I worked on a team that created a large software development workbench. A critical piece of this workbench included a suite of spreadsheets with amazingly complex macros and formulae hidden way out of the casual users' sight. Immediately upon release (and much aligned with my warning and prediction) the workbench fell apart on a daily, even hourly basis, among many teams out in the field. Turns out users were deleting rows in the template spreadsheets deemed irrelevant and unnecessary to their work. Guess what got deleted along with the "unnecessary rows"? Yep, chunks of macros critical to the proper function of the workbench.
Ok, slightly off topic, but why is this posted in Hardware?
"Nobody owns the fucking words man." - James Dean
How are Slashdotters coping with the proliferation of spreadsheets in the face of greater legal accountability and auditing?"
My guess it they're not. I've met FIERCE resistance in the past from accounts trying to reform their spreadsheet ways. Every accountant understands the spreadsheet. The Financial Director understands the spreadsheet. If you can't get the Financial Directory to back your plans then any reform is dead in the water.
The problem is born out of bad communication skills. IT generally assumes that just because the FD doesn't understand C++ he is stupid. We see this kind of behavior all the time on Slashdot:
No fucking shit he understood the GPL. Let's see he probably got a 1st class degree in Law, Passed his BVC with flying colours. He then probably got his pupillage with ease (there are twice as many students each year as there are pupillages) and then rose to the Bar. After that, he'd have spent 15 years working cases in the Crown Court. If he didn't understand the GPL he would have fallen at the first hurdle. My brother is a lawyer and understood the GPL before he even took his LPC. By comparison, you're average IT guy is a mere peon. I'd wager that given your average programmer with no C++ experience, the Judge could beat the programmer hands down in a programming contest. These people are very, very smart.
The same is true of Financial Directors and their ilk. They have to take years of qualifications and have decades of experience before they're allowed to do their job. Talking down to them is a recipe for marginalization. So the solution is to talk to them in clear language. None of this bullshit bingo that seems to be infesting every cranny of IT - clear, plain language.
Explain the problem, then explain the solution. They don't want or care to hear about LAMP, AJAX or Web 2.0. This like a builder telling you the type of screws he's going to use to build your house. All that you care is that your house is well built and will last a long time without significant maintenance. All they want to know why they need your solution, how much it will cost and the consequences if they don't do it. Anything else is a waste of their time and will lower the amount of time they have for you.
Simon
"How are Slashdotters coping with the proliferation of spreadsheets in the face of greater legal accountability and auditing?"

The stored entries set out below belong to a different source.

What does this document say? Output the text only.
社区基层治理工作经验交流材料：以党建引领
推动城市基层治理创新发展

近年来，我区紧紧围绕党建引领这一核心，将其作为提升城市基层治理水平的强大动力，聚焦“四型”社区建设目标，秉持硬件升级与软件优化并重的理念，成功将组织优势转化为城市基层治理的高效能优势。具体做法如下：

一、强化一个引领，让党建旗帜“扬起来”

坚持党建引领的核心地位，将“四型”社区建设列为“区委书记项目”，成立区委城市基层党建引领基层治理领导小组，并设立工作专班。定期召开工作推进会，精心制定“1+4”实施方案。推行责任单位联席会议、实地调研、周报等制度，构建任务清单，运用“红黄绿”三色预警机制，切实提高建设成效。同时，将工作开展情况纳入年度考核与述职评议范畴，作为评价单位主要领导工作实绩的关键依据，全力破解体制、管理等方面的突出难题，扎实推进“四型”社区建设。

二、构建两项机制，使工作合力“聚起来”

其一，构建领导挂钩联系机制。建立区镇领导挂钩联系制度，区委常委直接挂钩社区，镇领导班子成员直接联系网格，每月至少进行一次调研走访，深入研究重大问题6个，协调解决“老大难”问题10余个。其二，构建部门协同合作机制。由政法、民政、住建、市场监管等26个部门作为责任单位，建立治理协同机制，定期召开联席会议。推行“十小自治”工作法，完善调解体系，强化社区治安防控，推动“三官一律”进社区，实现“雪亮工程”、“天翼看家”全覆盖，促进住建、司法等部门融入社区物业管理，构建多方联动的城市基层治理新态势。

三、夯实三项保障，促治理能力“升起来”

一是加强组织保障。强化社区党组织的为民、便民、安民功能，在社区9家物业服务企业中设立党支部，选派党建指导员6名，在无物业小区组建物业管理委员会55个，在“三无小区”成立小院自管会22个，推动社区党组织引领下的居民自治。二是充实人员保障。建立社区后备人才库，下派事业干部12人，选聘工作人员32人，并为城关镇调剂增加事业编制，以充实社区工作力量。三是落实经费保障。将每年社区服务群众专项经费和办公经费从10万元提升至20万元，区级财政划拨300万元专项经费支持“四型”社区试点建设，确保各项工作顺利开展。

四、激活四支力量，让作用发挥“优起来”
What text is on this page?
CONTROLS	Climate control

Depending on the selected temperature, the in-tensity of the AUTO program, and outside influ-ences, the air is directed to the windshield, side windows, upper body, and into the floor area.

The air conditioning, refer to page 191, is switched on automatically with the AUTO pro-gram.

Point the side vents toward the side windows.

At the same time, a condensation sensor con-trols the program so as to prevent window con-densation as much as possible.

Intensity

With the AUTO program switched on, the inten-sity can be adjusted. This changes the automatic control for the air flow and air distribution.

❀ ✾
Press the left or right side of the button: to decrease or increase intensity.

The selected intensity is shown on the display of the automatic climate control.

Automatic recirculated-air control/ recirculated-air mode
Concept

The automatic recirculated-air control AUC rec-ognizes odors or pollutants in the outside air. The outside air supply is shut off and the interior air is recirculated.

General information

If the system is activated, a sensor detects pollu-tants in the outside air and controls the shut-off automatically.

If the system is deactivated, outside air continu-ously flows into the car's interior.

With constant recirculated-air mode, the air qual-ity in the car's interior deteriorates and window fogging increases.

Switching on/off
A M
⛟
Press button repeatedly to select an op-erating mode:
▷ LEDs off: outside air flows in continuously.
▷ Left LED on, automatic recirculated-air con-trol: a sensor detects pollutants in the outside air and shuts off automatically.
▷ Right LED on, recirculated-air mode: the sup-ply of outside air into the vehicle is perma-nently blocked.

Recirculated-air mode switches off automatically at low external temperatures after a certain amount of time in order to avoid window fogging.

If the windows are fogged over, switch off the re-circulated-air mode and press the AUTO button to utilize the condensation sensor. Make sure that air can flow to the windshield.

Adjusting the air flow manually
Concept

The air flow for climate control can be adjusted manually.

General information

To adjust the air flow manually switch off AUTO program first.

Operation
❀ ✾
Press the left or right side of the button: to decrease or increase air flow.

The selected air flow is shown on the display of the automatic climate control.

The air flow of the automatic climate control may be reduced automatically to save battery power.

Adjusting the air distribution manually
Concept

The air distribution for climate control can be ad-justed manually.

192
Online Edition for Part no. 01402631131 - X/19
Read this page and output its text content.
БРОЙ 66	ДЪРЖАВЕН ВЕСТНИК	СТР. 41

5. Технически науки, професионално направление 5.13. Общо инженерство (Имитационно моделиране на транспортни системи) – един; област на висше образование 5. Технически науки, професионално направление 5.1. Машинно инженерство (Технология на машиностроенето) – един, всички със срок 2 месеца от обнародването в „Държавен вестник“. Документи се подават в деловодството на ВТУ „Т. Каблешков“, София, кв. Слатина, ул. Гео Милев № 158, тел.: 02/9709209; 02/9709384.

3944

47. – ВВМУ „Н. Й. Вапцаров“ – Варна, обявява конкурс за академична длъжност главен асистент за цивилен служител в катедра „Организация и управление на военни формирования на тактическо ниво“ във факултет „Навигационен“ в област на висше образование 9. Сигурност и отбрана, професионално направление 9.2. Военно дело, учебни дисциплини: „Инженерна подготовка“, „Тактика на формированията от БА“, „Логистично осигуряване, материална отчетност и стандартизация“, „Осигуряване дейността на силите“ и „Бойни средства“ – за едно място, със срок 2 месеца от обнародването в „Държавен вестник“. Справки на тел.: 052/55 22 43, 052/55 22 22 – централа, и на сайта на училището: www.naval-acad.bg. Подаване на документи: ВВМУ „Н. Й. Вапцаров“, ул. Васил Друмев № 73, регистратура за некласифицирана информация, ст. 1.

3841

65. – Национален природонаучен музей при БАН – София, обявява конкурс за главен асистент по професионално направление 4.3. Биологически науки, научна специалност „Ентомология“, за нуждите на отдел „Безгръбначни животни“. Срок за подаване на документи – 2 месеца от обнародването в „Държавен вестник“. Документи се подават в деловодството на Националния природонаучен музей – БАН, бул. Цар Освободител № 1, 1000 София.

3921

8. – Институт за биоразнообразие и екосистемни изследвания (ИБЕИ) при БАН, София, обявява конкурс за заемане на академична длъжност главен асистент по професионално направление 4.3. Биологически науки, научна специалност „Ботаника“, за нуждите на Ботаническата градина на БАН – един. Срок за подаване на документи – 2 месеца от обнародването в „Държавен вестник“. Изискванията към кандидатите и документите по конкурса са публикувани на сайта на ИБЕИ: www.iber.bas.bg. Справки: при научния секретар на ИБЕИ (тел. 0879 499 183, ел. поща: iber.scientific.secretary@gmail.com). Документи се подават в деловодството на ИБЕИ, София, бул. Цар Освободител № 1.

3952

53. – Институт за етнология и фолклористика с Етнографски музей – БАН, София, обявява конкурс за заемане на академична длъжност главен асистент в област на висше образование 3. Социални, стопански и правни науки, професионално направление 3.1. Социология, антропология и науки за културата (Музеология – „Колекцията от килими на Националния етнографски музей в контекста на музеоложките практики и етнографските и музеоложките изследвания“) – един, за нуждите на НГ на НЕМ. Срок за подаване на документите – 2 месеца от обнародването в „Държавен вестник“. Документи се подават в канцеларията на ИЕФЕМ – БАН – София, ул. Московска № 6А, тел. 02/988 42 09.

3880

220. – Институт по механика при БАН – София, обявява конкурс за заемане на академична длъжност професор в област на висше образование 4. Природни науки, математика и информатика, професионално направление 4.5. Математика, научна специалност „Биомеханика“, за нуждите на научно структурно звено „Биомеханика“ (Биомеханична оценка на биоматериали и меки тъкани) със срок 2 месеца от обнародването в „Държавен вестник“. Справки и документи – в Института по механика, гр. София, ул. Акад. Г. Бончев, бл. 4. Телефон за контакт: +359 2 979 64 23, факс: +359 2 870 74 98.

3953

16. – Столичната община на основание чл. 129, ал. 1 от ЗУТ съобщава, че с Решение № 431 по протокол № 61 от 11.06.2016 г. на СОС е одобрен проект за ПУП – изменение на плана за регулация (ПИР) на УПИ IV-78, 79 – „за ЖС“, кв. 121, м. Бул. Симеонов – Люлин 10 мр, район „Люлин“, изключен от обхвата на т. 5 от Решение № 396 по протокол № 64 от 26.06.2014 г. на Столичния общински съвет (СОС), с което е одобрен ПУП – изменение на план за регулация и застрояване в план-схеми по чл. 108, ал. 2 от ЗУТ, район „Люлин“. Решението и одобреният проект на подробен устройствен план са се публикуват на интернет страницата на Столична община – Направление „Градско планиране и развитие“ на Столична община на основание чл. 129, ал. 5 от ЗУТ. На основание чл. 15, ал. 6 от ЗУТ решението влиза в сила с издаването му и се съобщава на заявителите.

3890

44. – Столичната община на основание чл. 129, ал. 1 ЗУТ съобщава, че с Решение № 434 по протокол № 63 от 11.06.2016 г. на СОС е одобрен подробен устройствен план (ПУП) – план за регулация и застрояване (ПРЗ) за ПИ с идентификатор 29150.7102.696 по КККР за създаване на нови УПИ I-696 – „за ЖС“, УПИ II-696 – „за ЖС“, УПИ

I don't know about you, but I actually check my work and co-workers cross-check each other's work. Any spreadsheet whose numbers can't easily be checked out on a calculator should be designed such that the information generally flows in one direction and each step of a calcuation is broken out into separate rows whenever possible to make "debugging" easier.
Bill Clinton: Pimp we can believe in. - The Shirt!!!
It is difficult to eliminate the errors, so a better solution is to minimize them. The easiest way to do this is to add extra workbooks named "sheet2" and "sheet3" with thousands of extra cells in them. Then, the percentage of error is 3 times lower. Example:
Before: "sheet1" has 50x50 cells, with 25 errors. That's 25 / 50^2 = 1% errors.
After: Add "sheet2" and "sheet3" with another 50x50 cells. Now, the error rate is 25 / 50^2 / 3 = 1/3 % error.
According to my spreadsheet, that is a much better error rate!